El demonio inclinó la cabeza, y su risa baja reverberó en el aire.

—Valiente, pero tan predecible… Muy bien, toma esta marca y cumple con tu parte del trato. A cambio, tendrás la fuerza para cumplir tu venganza, pero recuerda, Luciano: esto es solo el comienzo de un juego eterno. Mi verdadero propósito aún te es incomprensible, pero lo descubrirás… y no te gustará.

Con un movimiento fluido, el demonio alzó su garra y dejó caer un fuego verde que se deslizó sobre la piel de Luciano como un líquido abrasador. La marca comenzó a expandirse por su cuerpo, formando tatuajes y símbolos que brillaban con una energía oscura. Luciano sintió su carne quemarse mientras su humanidad se desvanecía. El dolor era cegador, pero no emitió ni un solo grito.

—Ahora perteneces a mí, Luciano. Tus hijos también. Tu linaje será el tablero en el que juegue mi más antigua apuesta. Cada uno será una pieza en mi obra, obligados a encontrarse y destruirse hasta que quede un único sobreviviente… y ese será mi receptáculo para regresar a la tierra.

Luciano, sin apartar la mirada del demonio, se mantuvo de rodillas mientras las primeras luces del amanecer empezaban a filtrarse entre los árboles. Pero cuando los rayos tocaron su piel, sintió cómo esta se quemaba.

Desde la distancia, Moira observaba, impotente, cómo su amigo era transformado. Sus ojos, sellados por cruces imborrables, le permitían ver no solo el presente, sino también el futuro. Era testigo de un Luciano ya consumido por el pacto, de su caída y de la cadena de tragedias que se desatarían. Y, aun así, Moira no podía intervenir. Solo podía ver… y sufrir.

—Te fallé, Luciano, —murmuró Moira, apretando el papel que había escrito en su mano.

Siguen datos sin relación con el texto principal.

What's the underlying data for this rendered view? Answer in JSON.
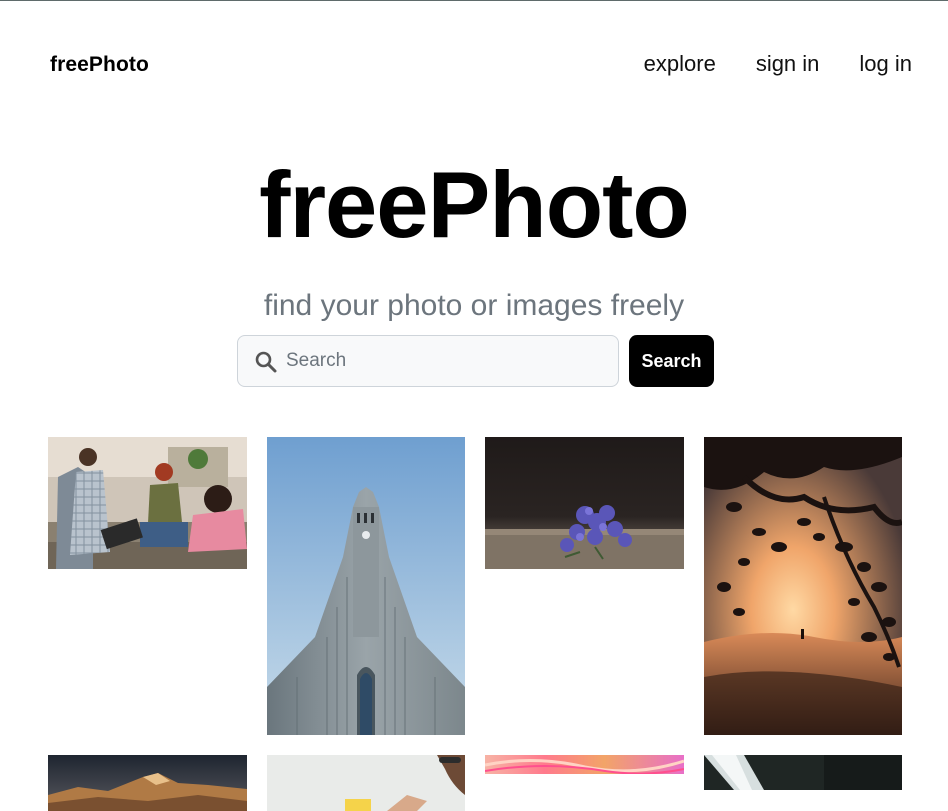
{
  "navbar": {
    "brand": "freePhoto",
    "links": [
      {
        "label": "explore"
      },
      {
        "label": "sign in"
      },
      {
        "label": "log in"
      }
    ]
  },
  "hero": {
    "title": "freePhoto",
    "subtitle": "find your photo or images freely"
  },
  "search": {
    "placeholder": "Search",
    "value": "",
    "button_label": "Search",
    "icon": "search-icon"
  },
  "gallery": {
    "photos": [
      {
        "subject": "friends chatting around a kitchen table"
      },
      {
        "subject": "tall concrete church tower against blue sky"
      },
      {
        "subject": "small purple flowers on a wooden surface"
      },
      {
        "subject": "silhouetted tree branches at desert sunset"
      },
      {
        "subject": "sunlit mountain peaks"
      },
      {
        "subject": "person holding a yellow note"
      },
      {
        "subject": "pink and orange abstract swirls"
      },
      {
        "subject": "dark interior with light beam"
      }
    ]
  },
  "colors": {
    "brand_text": "#000000",
    "subtitle": "#6c757d",
    "button_bg": "#000000",
    "input_bg": "#f8f9fa",
    "input_border": "#ced4da"
  }
}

La carta que Luciano le había dejado antes de ese momento final aún ardía en su mente. “Te devolveré el favor, Moira, cueste lo que cueste. Aunque te escondas o me des la espalda, siempre pagaré mi deuda contigo”. Esas palabras eran tanto una promesa como una condena.

Años después, en su búsqueda de poder, Luciano encontró a Noah, un joven a punto de ser devorado por las mismas bestias que él había invocado. Viendo en Noah una oportunidad, lo transformó en vampiro y lo convirtió en su sirviente, forjando un vínculo que lo ataría a su voluntad.

Fue Noah quien le habló de Sanathiel, un muchacho solitario que había aparecido en el Pueblo Esperanza del Ciervo. Luciano, reconociendo el nombre en sus visiones y en los susurros del demonio, orquestó un ataque devastador. Arrasó el pueblo con fuego y oscuridad, forzando a Sanathiel a enfrentar una pérdida inimaginable. En medio de las llamas, el joven intentó acabar con su vida, pero Luciano lo encontró en su punto más débil.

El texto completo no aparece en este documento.